Die Familie Weitz kam nach Krakau. Im Sommer 1939 wurde Rosa Weitz die Wiedereinreise erlaubt, um den Leipziger Hausstand aufzulösen. Dafür wurden ihr fünf Wochen Aufenthalt genehmigt. Zurück in Krakau musste die Familie ab März 1940 im Ghetto leben, das drei Jahre später aufgelöst wurde. Moritz Weitz verrichtete Zwangsarbeit, danach verlieren sich seine Spuren.
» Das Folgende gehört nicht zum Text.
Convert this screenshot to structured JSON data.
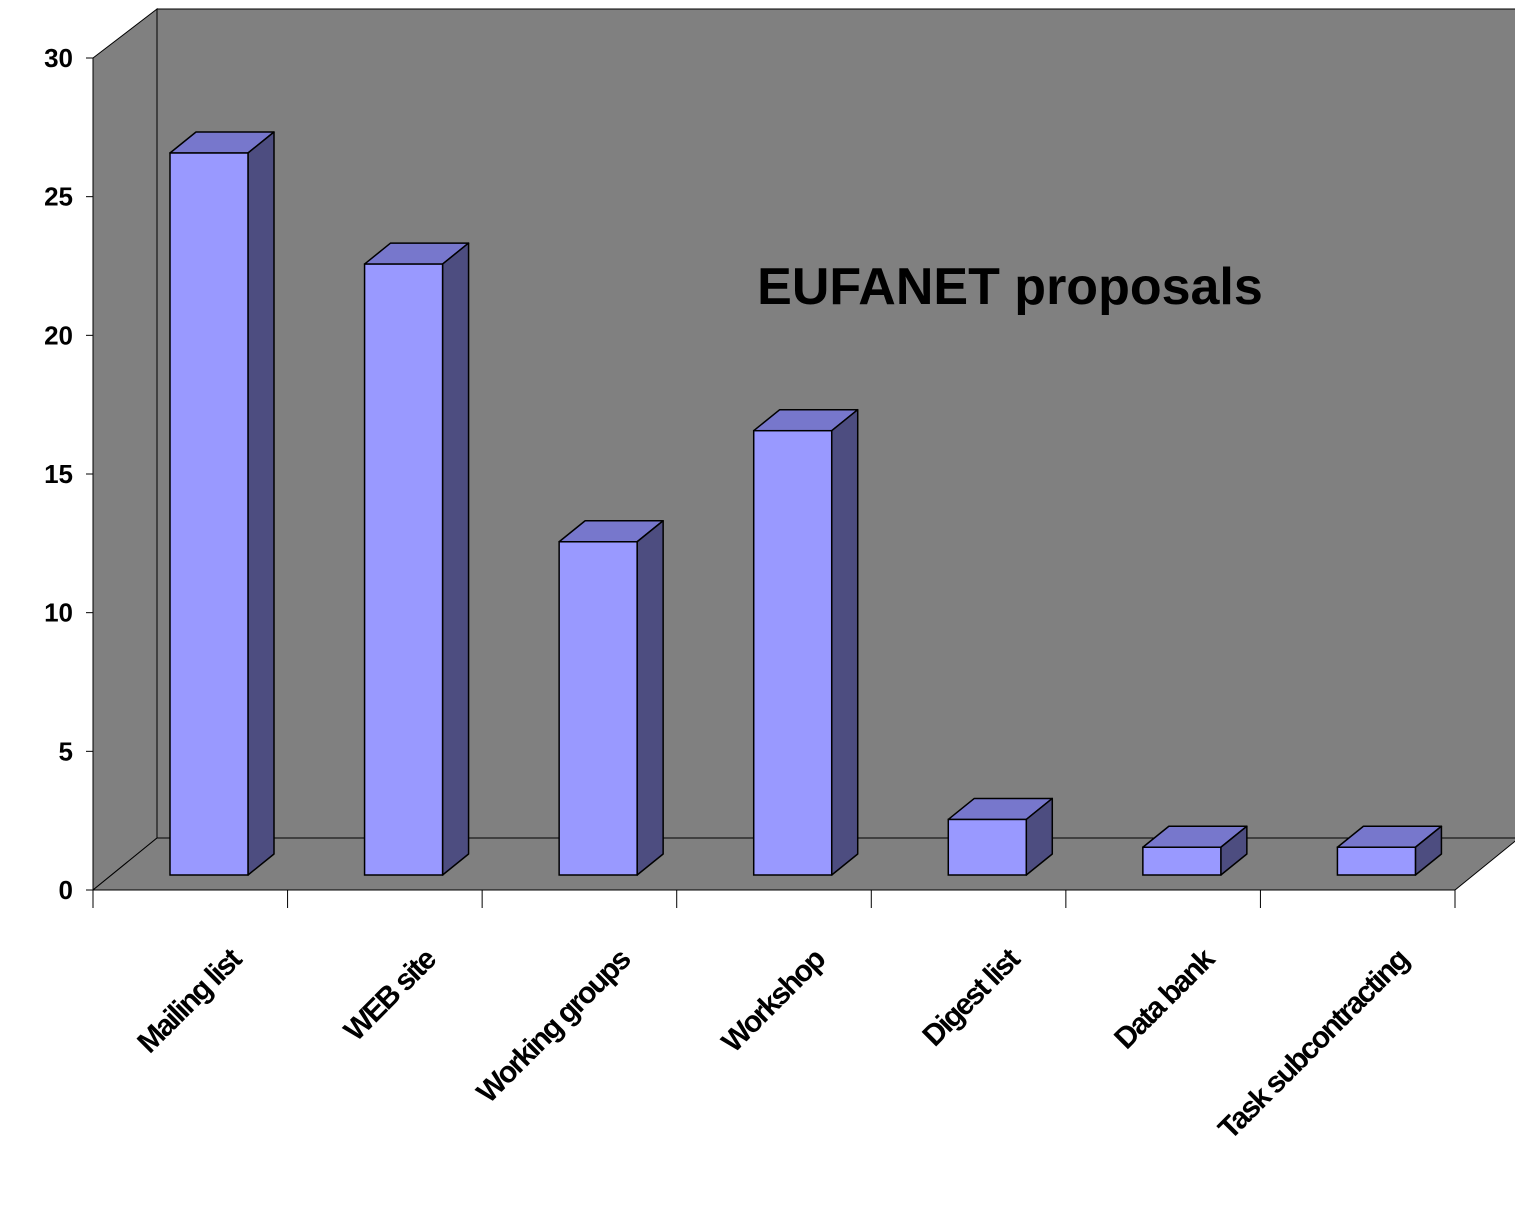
{
  "chart_data": {
    "type": "bar",
    "style": "3d-column",
    "title": "EUFANET proposals",
    "categories": [
      "Mailing list",
      "WEB site",
      "Working groups",
      "Workshop",
      "Digest list",
      "Data bank",
      "Task subcontracting"
    ],
    "values": [
      26,
      22,
      12,
      16,
      2,
      1,
      1
    ],
    "ylim": [
      0,
      30
    ],
    "yticks": [
      "0",
      "5",
      "10",
      "15",
      "20",
      "25",
      "30"
    ],
    "xlabel": "",
    "ylabel": "",
    "grid": false,
    "legend": "none",
    "colors": {
      "wall": "#808080",
      "floor": "#808080",
      "bar_front": "#9999ff",
      "bar_top": "#7777cc",
      "bar_side": "#4d4d80",
      "outline": "#000000"
    }
  }
}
Rosa und ihre Tochter kamen im Sommer 1944 mit einem Transport wieder nach Leipzig – zur Zwangsarbeit beim Rüstungsunternehmen HASAG. Ihr Aufenthalt war von kurzer Dauer. Sie wurden Ende August 1944 nach Auschwitz deportiert und unmittelbar nach der Ankunft ermordet. Rosas Mutter musste ihre Wohnung in der Uferstraße verlassen und in ein sogenanntes Judenhaus in der Humboldtstraße 15 ziehen. Sie wurde im Sommer 1942 nach Auschwitz deportiert.

So ähnlich lesen sich auch die Familiengeschichten aus Dortmund, Berlin oder Hamburg. Proteste seitens der Stadtgesellschaft gegenüber den Abschiebungen sind in Leipzig nicht bekannt. 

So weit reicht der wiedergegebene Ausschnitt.